Tanto a leitura do Bernardo quanto a do Olavo são infantis e não levam em
consideração até mesmo as indicações da Encíclica Divino Afflante Spiritu que
critica leituras fundamentalistas e literalistas, defendendo a importância da
compreensão dos gêneros literários e seus contextos histórico-culturais.

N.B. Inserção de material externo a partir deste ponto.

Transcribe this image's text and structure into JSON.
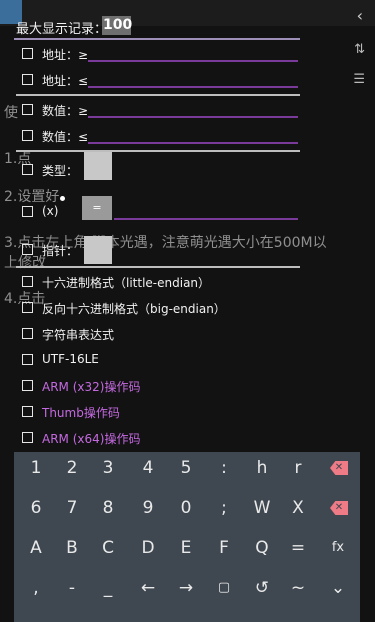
{
  "background": {
    "lines": [
      "使",
      "1.点",
      "2.设置好",
      "3.点击左上角 脚本光遇，注意萌光遇大小在500M以",
      "上修改",
      "4.点击 "
    ],
    "back_glyph": "‹",
    "side_glyphs": [
      "⇅",
      "☰"
    ]
  },
  "dialog": {
    "max_records_label": "最大显示记录：",
    "max_records_value": "100",
    "rows": [
      {
        "label": "地址：≥"
      },
      {
        "label": "地址：≤"
      },
      {
        "label": "数值：≥"
      },
      {
        "label": "数值：≤"
      },
      {
        "label": "类型："
      },
      {
        "label": "(x)"
      },
      {
        "label": "指针："
      },
      {
        "label": "十六进制格式（little-endian）"
      },
      {
        "label": "反向十六进制格式（big-endian）"
      },
      {
        "label": "字符串表达式"
      },
      {
        "label": "UTF-16LE"
      },
      {
        "label": "ARM (x32)操作码"
      },
      {
        "label": "Thumb操作码"
      },
      {
        "label": "ARM (x64)操作码"
      }
    ],
    "x_button": "="
  },
  "keyboard": {
    "row1": [
      "1",
      "2",
      "3",
      "4",
      "5",
      ":",
      "h",
      "r"
    ],
    "row2": [
      "6",
      "7",
      "8",
      "9",
      "0",
      ";",
      "W",
      "X"
    ],
    "row3": [
      "A",
      "B",
      "C",
      "D",
      "E",
      "F",
      "Q",
      "=",
      "fx"
    ],
    "row4": [
      ",",
      "-",
      "_",
      "←",
      "→",
      "▢",
      "↺",
      "~",
      "⌄"
    ],
    "del": "✕"
  },
  "colors": {
    "accent_purple": "#c46ae0",
    "field_line": "#7a3a9a",
    "keyboard_bg": "#3f4851",
    "delete_key": "#ef7b86"
  }
}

Percebe-se isso, por exemplo, quando Olavo de Carvalho e seu pupilo confundem
as palavras de Jesus com a redação dos evangelistas. Ou seja, a imagem deixada
é de total ignorância a respeito das pesquisas neotestamentárias.
5.
Se essas forem as razões da negação de legitimidade do Protestantismo a ponto
de Olavo se afirmar um católico convicto, está provado que suas certezas são
muito frágeis. No entanto, isso é bom, porque gera humildade diante das
afirmações sobre a fé ou Tradição. Por outro lado, como a humildade não está
entre as características do Bernardo e Olavo, talvez, só lhes resta a obtusa
ignorância.
Opa,
não poderia me esquecer. Como gostam de fazer, permitam-me chamar vocês dois,
Olavo e Bernardo, de idiotas, burros, ignorantes etc. Tenho a liberdade de
tratá-los assim, reproduzindo a maneira como vocês se reportam aos seus
“mortais” interlocutores. Desculpe-me, é só uma brincadeira. Quis somente dar a
vocês um pouco do próprio elixir.
Não
tem jeito, na terra de cego quem tem um olho é... olavete (kkk)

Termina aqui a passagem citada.